Ia mengatakan proses penetapan KEK Pariwisata Bangka masih menunggu kesepakatan dengan PT Timah Tbk, karena ada kawasan KEK tersebut masuk wilayah izin usaha penambangan (IUP) perusahaan berplat merah itu.

"Insyaallah dan saya percaya PT Timah sepakat, sehingga dapat mempercepat pengesahan Kabupaten Bangka sebagai KEK Pariwisata pada awal tahun ini," katanya.

Menurut dia pembentukan KEK Pariwisata Kabupaten Bangka ini sudah final dan tinggal ditandatangani Presiden Republik Indonesia.

"Mudah-mudahan dalam waktu dekat ini pembentukan KEK ini sudah ditandatangani, sehingga pemerintah daerah memiliki payung hukum untuk mengembangkan pariwisata di Pulau Bangka ini," ujarnya.

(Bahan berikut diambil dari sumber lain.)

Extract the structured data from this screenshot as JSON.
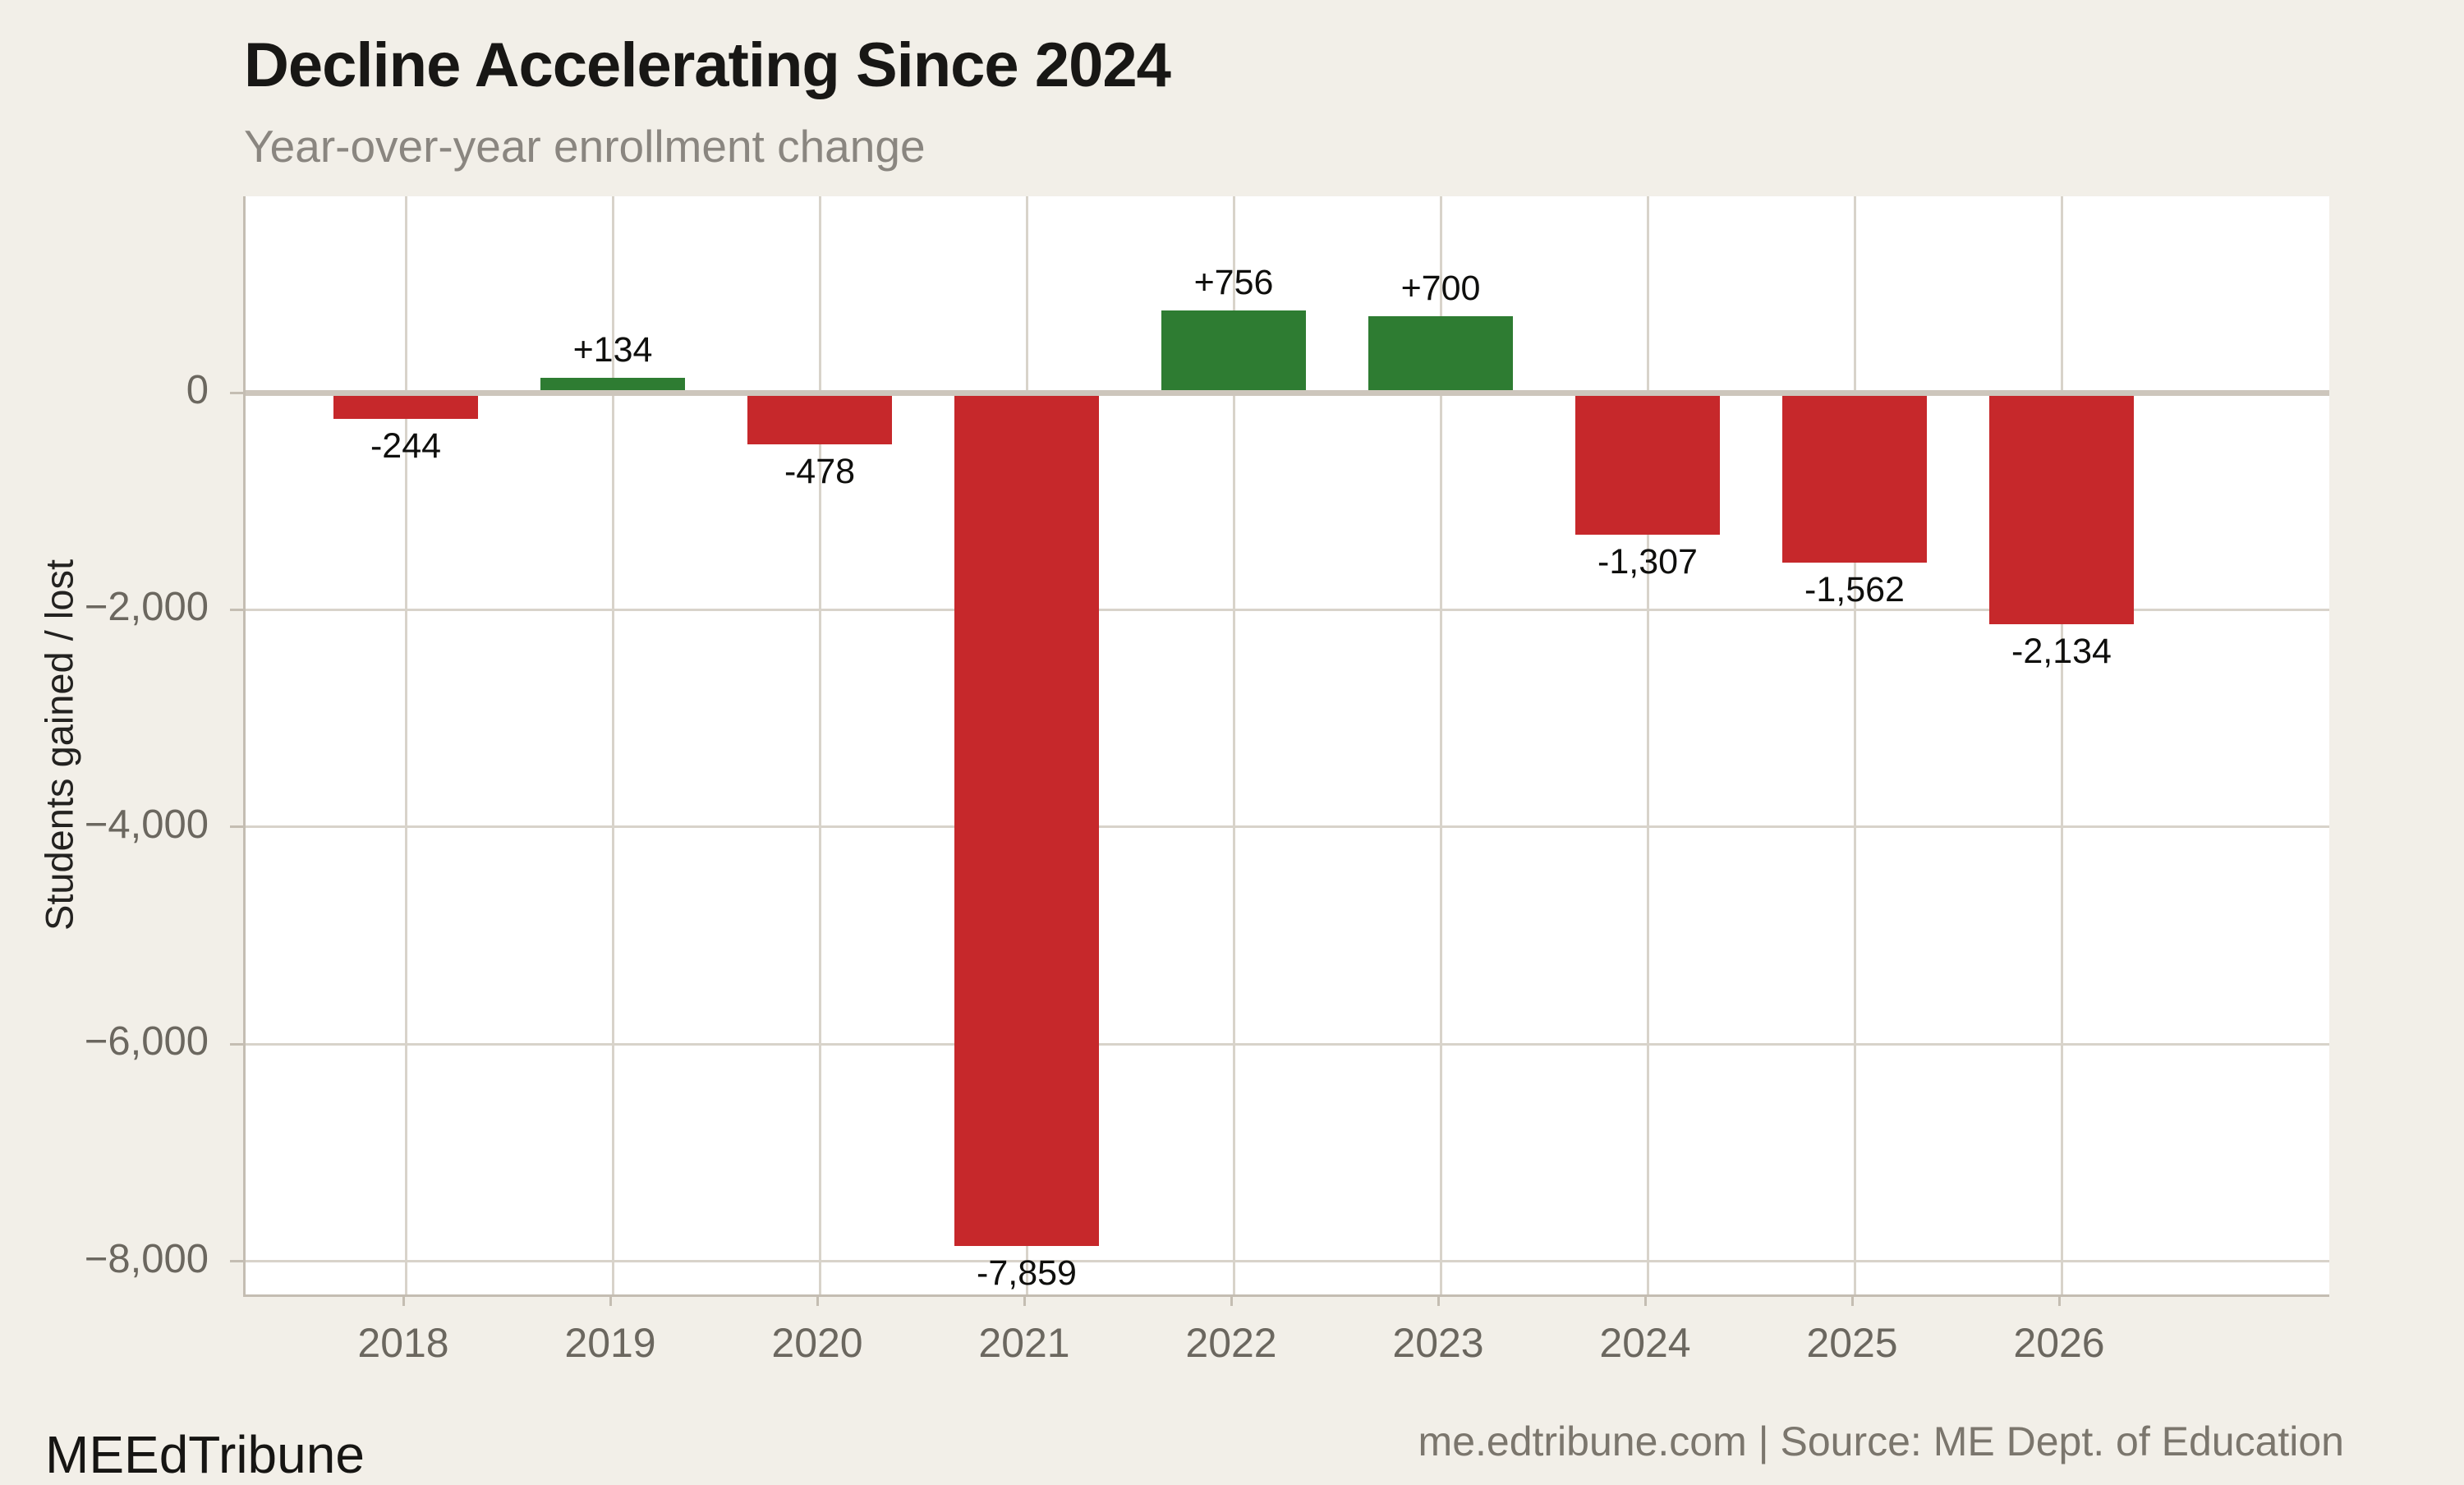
{
  "header": {
    "title": "Decline Accelerating Since 2024",
    "subtitle": "Year-over-year enrollment change"
  },
  "footer": {
    "brand": "MEEdTribune",
    "source": "me.edtribune.com | Source: ME Dept. of Education"
  },
  "chart_data": {
    "type": "bar",
    "title": "Decline Accelerating Since 2024",
    "subtitle": "Year-over-year enrollment change",
    "xlabel": "",
    "ylabel": "Students gained / lost",
    "categories": [
      "2018",
      "2019",
      "2020",
      "2021",
      "2022",
      "2023",
      "2024",
      "2025",
      "2026"
    ],
    "values": [
      -244,
      134,
      -478,
      -7859,
      756,
      700,
      -1307,
      -1562,
      -2134
    ],
    "bar_labels": [
      "-244",
      "+134",
      "-478",
      "-7,859",
      "+756",
      "+700",
      "-1,307",
      "-1,562",
      "-2,134"
    ],
    "yticks": [
      {
        "value": 0,
        "label": "0"
      },
      {
        "value": -2000,
        "label": "−2,000"
      },
      {
        "value": -4000,
        "label": "−4,000"
      },
      {
        "value": -6000,
        "label": "−6,000"
      },
      {
        "value": -8000,
        "label": "−8,000"
      }
    ],
    "ylim": [
      1808,
      -8305
    ],
    "grid": true,
    "legend": false,
    "colors": {
      "positive": "#2e7c32",
      "negative": "#c6282b",
      "gridline": "#d8d3ca",
      "zero_line": "#cdc6bc",
      "axis_spine": "#c4bdb2",
      "tick_text": "#6b675f",
      "plot_background": "#ffffff",
      "page_background": "#f2efe8"
    }
  }
}
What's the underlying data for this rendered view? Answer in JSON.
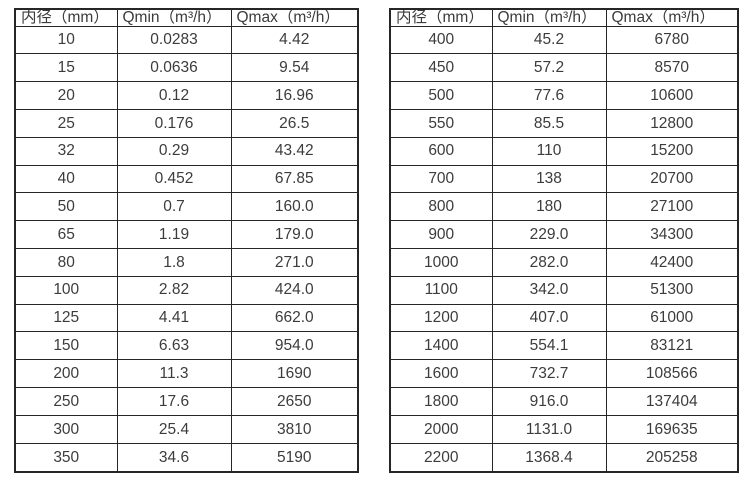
{
  "page": {
    "background": "#ffffff",
    "border_color": "#262626",
    "text_color": "#3c3c3c"
  },
  "tables": [
    {
      "name": "flow-spec-table-small-diameters",
      "headers": [
        "内径（mm）",
        "Qmin（m³/h）",
        "Qmax（m³/h）"
      ],
      "rows": [
        [
          "10",
          "0.0283",
          "4.42"
        ],
        [
          "15",
          "0.0636",
          "9.54"
        ],
        [
          "20",
          "0.12",
          "16.96"
        ],
        [
          "25",
          "0.176",
          "26.5"
        ],
        [
          "32",
          "0.29",
          "43.42"
        ],
        [
          "40",
          "0.452",
          "67.85"
        ],
        [
          "50",
          "0.7",
          "160.0"
        ],
        [
          "65",
          "1.19",
          "179.0"
        ],
        [
          "80",
          "1.8",
          "271.0"
        ],
        [
          "100",
          "2.82",
          "424.0"
        ],
        [
          "125",
          "4.41",
          "662.0"
        ],
        [
          "150",
          "6.63",
          "954.0"
        ],
        [
          "200",
          "11.3",
          "1690"
        ],
        [
          "250",
          "17.6",
          "2650"
        ],
        [
          "300",
          "25.4",
          "3810"
        ],
        [
          "350",
          "34.6",
          "5190"
        ]
      ]
    },
    {
      "name": "flow-spec-table-large-diameters",
      "headers": [
        "内径（mm）",
        "Qmin（m³/h）",
        "Qmax（m³/h）"
      ],
      "rows": [
        [
          "400",
          "45.2",
          "6780"
        ],
        [
          "450",
          "57.2",
          "8570"
        ],
        [
          "500",
          "77.6",
          "10600"
        ],
        [
          "550",
          "85.5",
          "12800"
        ],
        [
          "600",
          "110",
          "15200"
        ],
        [
          "700",
          "138",
          "20700"
        ],
        [
          "800",
          "180",
          "27100"
        ],
        [
          "900",
          "229.0",
          "34300"
        ],
        [
          "1000",
          "282.0",
          "42400"
        ],
        [
          "1100",
          "342.0",
          "51300"
        ],
        [
          "1200",
          "407.0",
          "61000"
        ],
        [
          "1400",
          "554.1",
          "83121"
        ],
        [
          "1600",
          "732.7",
          "108566"
        ],
        [
          "1800",
          "916.0",
          "137404"
        ],
        [
          "2000",
          "1131.0",
          "169635"
        ],
        [
          "2200",
          "1368.4",
          "205258"
        ]
      ]
    }
  ]
}
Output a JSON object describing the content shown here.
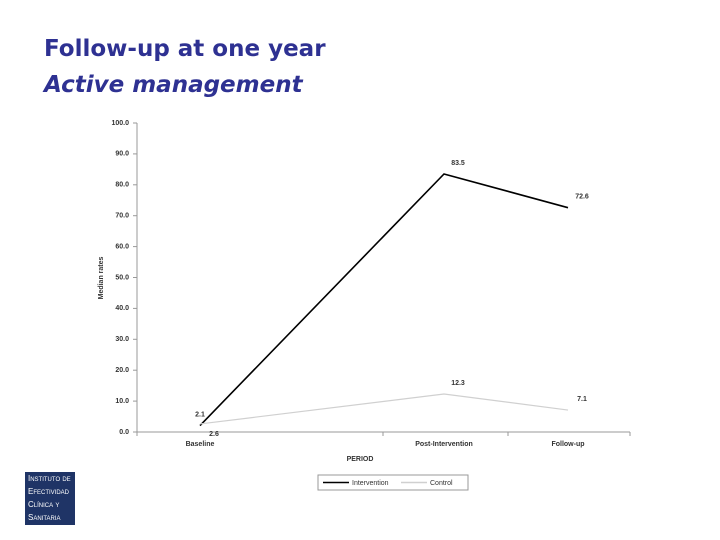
{
  "chart_data": {
    "type": "line",
    "slide_title": "Follow-up at one year",
    "slide_subtitle": "Active management",
    "x_label": "PERIOD",
    "y_label": "Median rates",
    "categories": [
      "Baseline",
      "Post-Intervention",
      "Follow-up"
    ],
    "series": [
      {
        "name": "Intervention",
        "color": "#000000",
        "values": [
          2.1,
          83.5,
          72.6
        ]
      },
      {
        "name": "Control",
        "color": "#d0d0d0",
        "values": [
          2.6,
          12.3,
          7.1
        ]
      }
    ],
    "ylim": [
      0,
      100
    ],
    "yticks": [
      {
        "value": 0,
        "label": "0.0"
      },
      {
        "value": 10,
        "label": "10.0"
      },
      {
        "value": 20,
        "label": "20.0"
      },
      {
        "value": 30,
        "label": "30.0"
      },
      {
        "value": 40,
        "label": "40.0"
      },
      {
        "value": 50,
        "label": "50.0"
      },
      {
        "value": 60,
        "label": "60.0"
      },
      {
        "value": 70,
        "label": "70.0"
      },
      {
        "value": 80,
        "label": "80.0"
      },
      {
        "value": 90,
        "label": "90.0"
      },
      {
        "value": 100,
        "label": "100.0"
      }
    ],
    "grid": false,
    "legend": "bottom"
  },
  "logo": {
    "lines": [
      "Instituto de",
      "Efectividad",
      "Clínica y",
      "Sanitaria"
    ]
  }
}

Wakil Bupati Bangka, Syahbudin mengatakan luas wilayah KEK Pariwisata ditetapkan 600 hektare mulai Pantai Rambak, Teluk Uber, Tanjung Pesona, Pantai Tikus, Pantai Rebo hingga Jembatan Baturusa yang menjadi kawasan wisata religi, sport tourism, agrowisata dan lainnya.

Menurut dia meskipun kawasan KEK yang akan ditetapkan tidak ada kegiatan penambangan di dalam IUP PT Timah Tbk, namun terdapat kegiatan penambangan bijih timah masyarakat di pantai pesisir kawasan tersebut.

"Kita akan segera berkoordinasi dengan PT Timah, penetapan KEK ini dapat segera ditandatangani presiden sehingga pemerintah daerah memiliki payung hukum dalam mengembangkan pariwisata dan kunjungan wisatawan ke daerah ini," katanya.